As early as 1865 – when the Māori Land Court was set up – 55 percent of the land in Te Paparahi o Te Raki – or Northland – had been lost to Māori through a combination of confiscations and sales to the Crown.
By 1910 another 600,000 acres – or thirty percent of the whenua still owned by Māori – had been purchased by the Crown or private parties. And by the dawn of the 21st century just 10 percent of Te Paparahi o Te Raki was in Maori hands.
The Crown and Northland iwi are yet to settle their claims and no doubt some land will be returned when they do – but with Waitangi Tribunal claims restricted by law to lands currently in Crown ownership it will only be a fraction of the land lost. Sadly all too often the land with the most spiritual value is not in Crown ownership.
That was the case with Mt Huruiki until one of the descendants of its original owners – Brandon Edwards (Ngāti Hau, Ngāpuhi) - managed to buy it back in 2011.
In 1961 Huruiki Station was sold to a local Pakeha farmer and the title was transferred from Māori to general title. Brandon’s grandfather was one of 100 shareholders in the land and held the single biggest share – the third generation in the family to do so.
Brandon, a commercial lawyer and investment banker by trade, doesn’t know exactly how the sale came about but does know that the owners were in rates arrears for three years and owed £76.
“I believe, just looking through the information I’ve had available to me, there was some form of persuasion, pressure, encouragement, if you like, because of the default or the arrears in rates to look to sell the property.
“I can only assume, also that’s the case, because it is the maunga for our hapu. That decision to sell would not have been made lightly.”
Brandon grew up hunting on the land – because his family had remained friends with the Pakeha owners – but access to the whenua and the maunga couldn’t be taken for granted by the many other local Māori who whakapapa to Huruiki. From an early age Brandon dreamed of buying the land back.
In the early 2000s the property came back on the market and Brandon Edwards, who had recently graduated and was a practicing lawyer, scraped together everything he could and put together a bid for the property but it wasn't enough and the property was sold to developers. “So we thought maybe it is just a pipe-dream.”

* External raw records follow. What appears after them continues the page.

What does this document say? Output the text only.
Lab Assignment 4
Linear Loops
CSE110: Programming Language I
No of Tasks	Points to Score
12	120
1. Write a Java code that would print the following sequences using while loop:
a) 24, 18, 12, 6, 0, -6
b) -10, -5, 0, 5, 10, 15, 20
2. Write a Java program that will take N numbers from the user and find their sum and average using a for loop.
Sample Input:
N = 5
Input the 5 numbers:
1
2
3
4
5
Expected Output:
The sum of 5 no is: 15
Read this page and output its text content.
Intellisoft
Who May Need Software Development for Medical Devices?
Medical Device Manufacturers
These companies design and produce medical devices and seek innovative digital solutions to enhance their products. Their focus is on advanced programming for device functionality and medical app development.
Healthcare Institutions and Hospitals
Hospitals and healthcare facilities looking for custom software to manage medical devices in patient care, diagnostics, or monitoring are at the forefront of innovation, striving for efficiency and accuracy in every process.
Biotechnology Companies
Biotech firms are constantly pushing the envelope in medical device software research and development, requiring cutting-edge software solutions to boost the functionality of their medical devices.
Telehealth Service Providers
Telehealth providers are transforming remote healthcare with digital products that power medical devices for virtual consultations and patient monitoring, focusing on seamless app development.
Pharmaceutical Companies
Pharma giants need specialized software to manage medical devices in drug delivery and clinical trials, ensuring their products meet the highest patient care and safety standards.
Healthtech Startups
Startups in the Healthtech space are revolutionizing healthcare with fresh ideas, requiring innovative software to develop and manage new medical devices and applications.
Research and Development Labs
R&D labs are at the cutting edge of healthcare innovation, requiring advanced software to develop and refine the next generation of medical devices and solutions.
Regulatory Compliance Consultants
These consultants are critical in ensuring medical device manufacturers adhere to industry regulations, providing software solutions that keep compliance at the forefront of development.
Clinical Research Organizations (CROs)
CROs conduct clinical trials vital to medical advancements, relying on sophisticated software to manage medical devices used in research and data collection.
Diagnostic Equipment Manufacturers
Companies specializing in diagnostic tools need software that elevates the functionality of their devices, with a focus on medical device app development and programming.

Brandon and his wife Kiri set about making a life for themselves overseas – with Brandon working as an investment banker in Hong Kong, Singapore and London, and Kiri Edwards bringing up their young family and representing Hong Kong in netball. It was a successful ex-pat life – a long way from Northland.
Then in 2011 Huruiki station came back onto the market; and Brandon and Kiri, having spent 15 years working in investment banking, were in a position to buy it back.
The couple and their children have returned to Aotearoa for good, and are in the process of transforming Huruiki into a sustainable farm.... and much, much more.
Each school holidays children from Brandon's Whakapara marae run up the 465 metre Mt Huruiki and learn about its history, fauna and flora. The mountain has returned to its people.